Years back I wrote a screenplay called, Looking Glass. It was my first ever effort at writing something longer than a school composition. Which I sucked at, ergo, writing wasn’t something I embraced until I was 28. Back then I had an idea based on the fact that a friend of mine’s father was the twin of a venerated academy award-winning actor – which no one was aware of at the time. The time being the pre-Internet, pre-social media days of the eighties. Anyway, armed with this secret, I imagined an epiphanous scene in a movie that as yet had no story or plot. The scene was the here-to-fore impossible shot of an actor and his doppelgänger coming face to face as the camera does a 360 all around them. Everyone in 1982 would have scratched their heads as to how we managed to do that shot. Today you can do it on a laptop!

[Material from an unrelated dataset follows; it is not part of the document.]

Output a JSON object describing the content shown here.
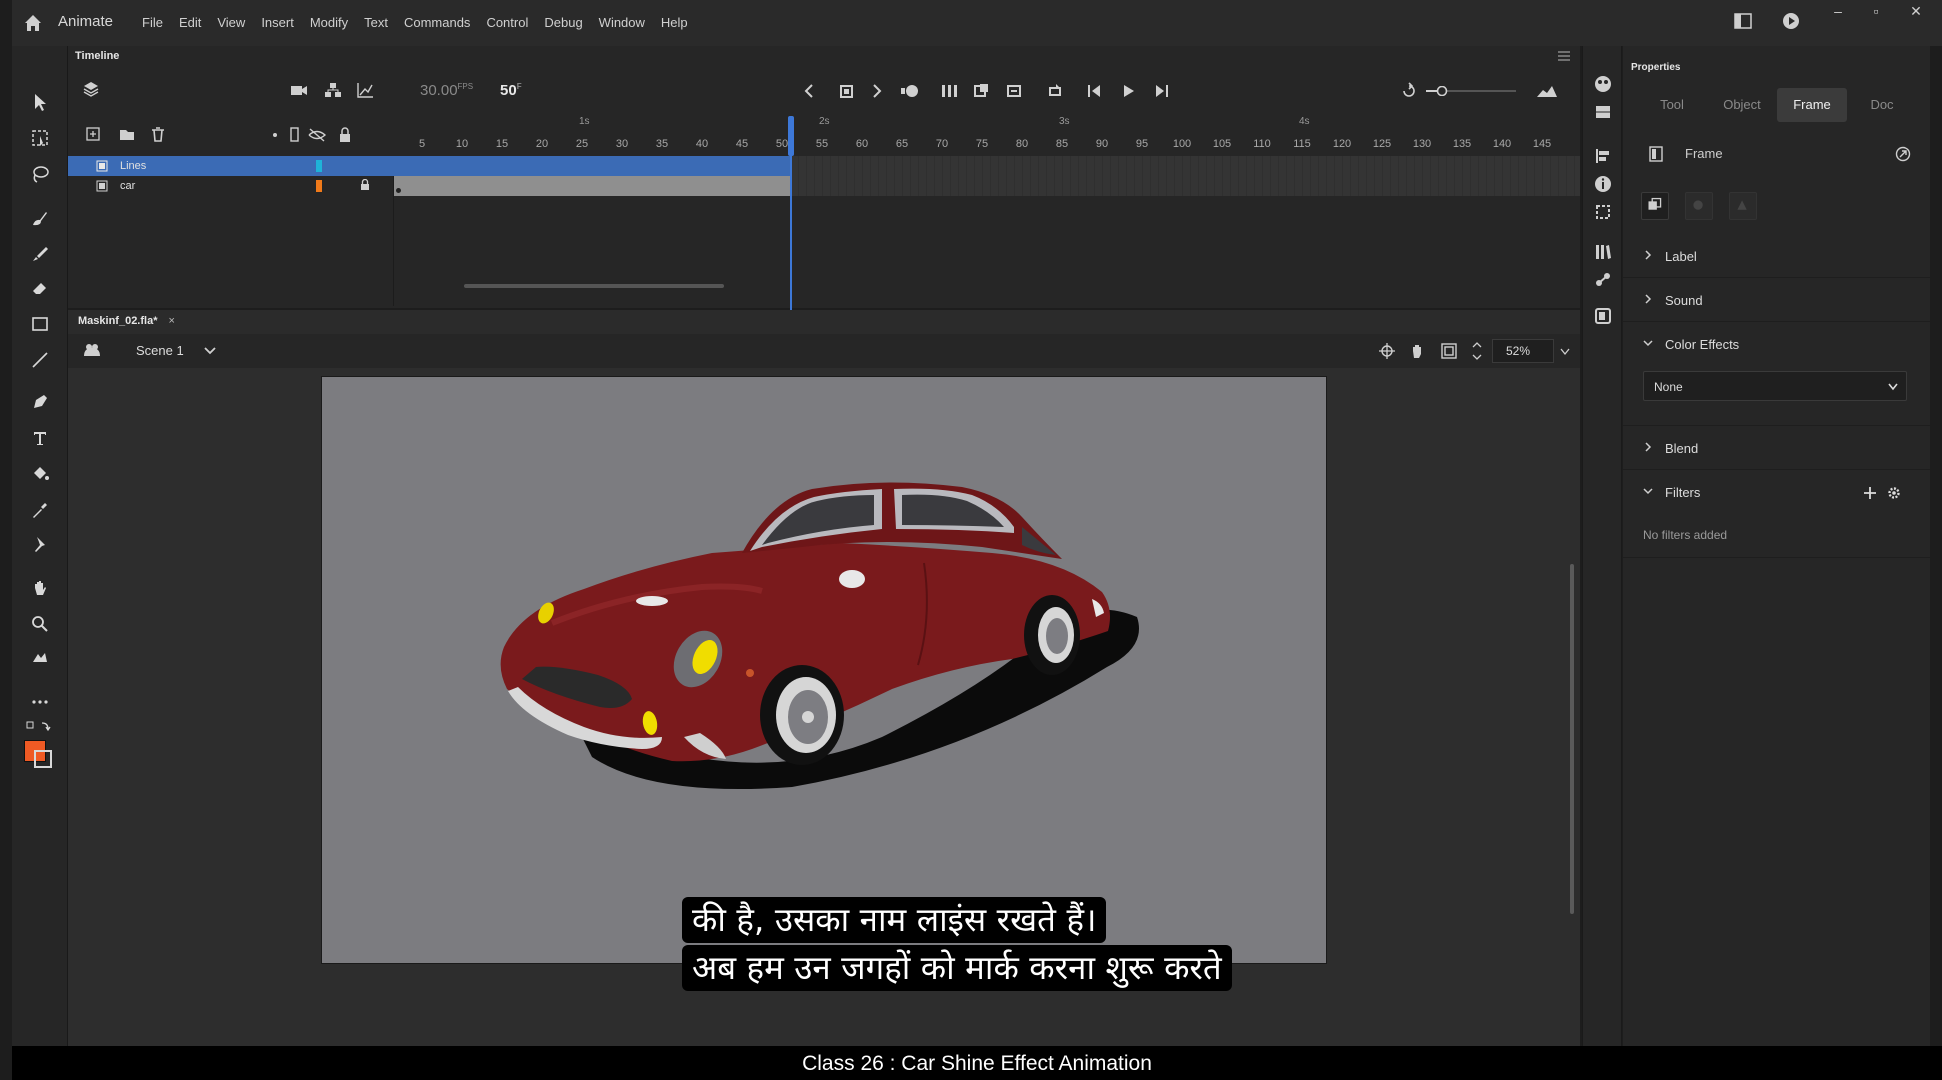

But I “progress,” – So then the question was “what’s the plot” to put around this “socko” scene. Here’s what I came up with: what if my “twinned” star is a top Air Force pilot. So good he is the chief pilot of Air Force One. Then he gets a promotion! To a secret plane, more important than AF1. More dangerous, more expensive, more movie box office value. I called it, Looking Glass. I made it a converted 747 with the interior that rivaled a large nuclear submarine. Packed with electronics, defensive measures and the power to launch, run and win a nuclear war. I gave it technical “gee whiz” powers that were beyond that of any plane. Or so I thought. Turns out, I nailed one of the biggest secret programs ever. It was not even known to certain defense contractors, who at first commented on how my script was pure fiction, but then recanted with their tail between their legs as they dug deeper into a black program that turned out was my Looking Glass movie plane.
Why bring this up now? Forbes Magazine just ran a story;
“A Doomsday Plane Reminder: Nuclear Weapons Haven’t Gone Away” – Loren Thompson Contributor
It’s an article about how the Air Force is now seeking funding for upgrading the E4B NEACP. My baby, the one I designed in my screenplay. You see, as I pointed out in The Eighth Day;
At first blush, nuclear weapons research seemed a relic of America’s
paranoid, mutually assured destructive past…even though the Cold War
ended nearly two decades before, one tiny troublesome fact remained.
It seemed someone forgot to tell the Russian Strategic Rocket Force,
its commanders, and their nineteen missile divisions to go home,
it was all over. Instead, the Soviet’s mega death-tipped SS-20s and the
like were still targeted at Main Street, U.S.A., just like in the bad old days.
Our politicians had moved this undiminished nuclear threat to the back
burners of America’s collective consciousness, primarily by negotiating
away atmospheric and below-ground testing. It was good public relations
but it did nothing to reduce the stockpile of overkill both nations stored away
like dangerous nuts for a nuclear winter.
So, “news flash,” in terms of nuclear war, it’s still 1962. Nothing has changed. The nuclear sword of Damocles is still poised over our heads. The “nuclear clock” is still a few ticks from midnight. All that has changed in over 50 years is, no bomb shelters, no kids practicing going under their desks and putting there hands over their heads and no Conelrad Alerts. (look it up if you are under 40)
In my movie, there was always one Looking Glass plane in the air at all times… after all it was right in the middle of the cold war… Now a quote from today’s article (or my screenplay; take your pick);
…the media have ceased paying attention to the most likely way in which America might one day disappear forever.
America’s military hasn’t. One of the four doomsday planes is kept on continuous alert and manned at all times.
Later in the article:
U.S. military planners take this threat so seriously that when the president [Mr. Obama] goes overseas, one of the doomsday planes always follows. It needs to be nearby at all times, as does the military aide within a few yards of the president carrying nuclear launch codes and communications gear.
So there you have it, the moment when, “It’s Only Fiction ‘til It Happens,” was born. I will leave you with this new appreciation of an old recurring nightmare. Sleep tight.
Extra Credit worries: In that same screenplay back in 1982, religious fundamentalists conspired to hijack Looking Glass and start a nuclear war killing all the infidels by replacing my acting twin with his brother in that great scene!